“Watch Out,” are the key words in this heavily time-consuming corporate structure designed by lawyers and SEC officialdom, few of whom have ever run a business.
- Don’t make the mistake of thinking your directors are your friends. Between being compensated for attending meetings with little to do but read reports that you prepared for them and the hyped-up fear of director’s liability, your ‘friends’ will view you as a hired gun, which after all you are.
- The board will drop you like a hot potato if you have any whiff of scandal about you.
- Remember the directors are there for personal gain, whether it’s prestige, compensation, options, corporate perks or free golf balls. Don’t believe it, try finding directors without them.
- Keep extensive notes of all board meetings, conference calls, personal outings in your files. Board members can have short memories.
- All that being said, be attentive to them, to their ideas, and invite them to appropriate events.

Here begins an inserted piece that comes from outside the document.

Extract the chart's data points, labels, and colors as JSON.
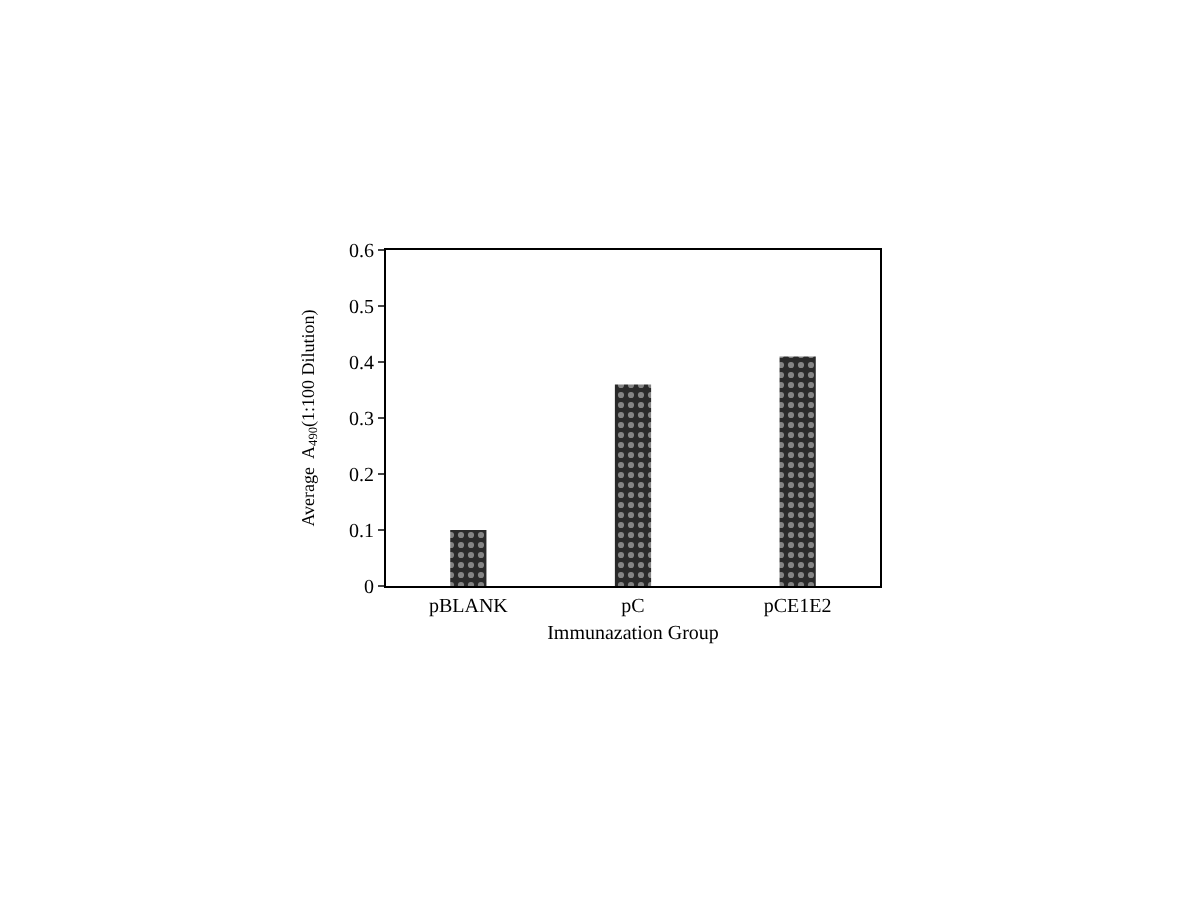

- The board sets your compensation, which it will do by hiring a compensation consultant who will survey your industry and give the board a range of comps for your position in the industry. The typical result is the board will pay you the mean of the range. Fight back and demand the highest compensation. You have no one in your corner but yourself.
- Be modest in your personal expenses. That a board member has to sign off on your expense reports is your biggest ongoing liability. If the board turns on you, this is where it will come from.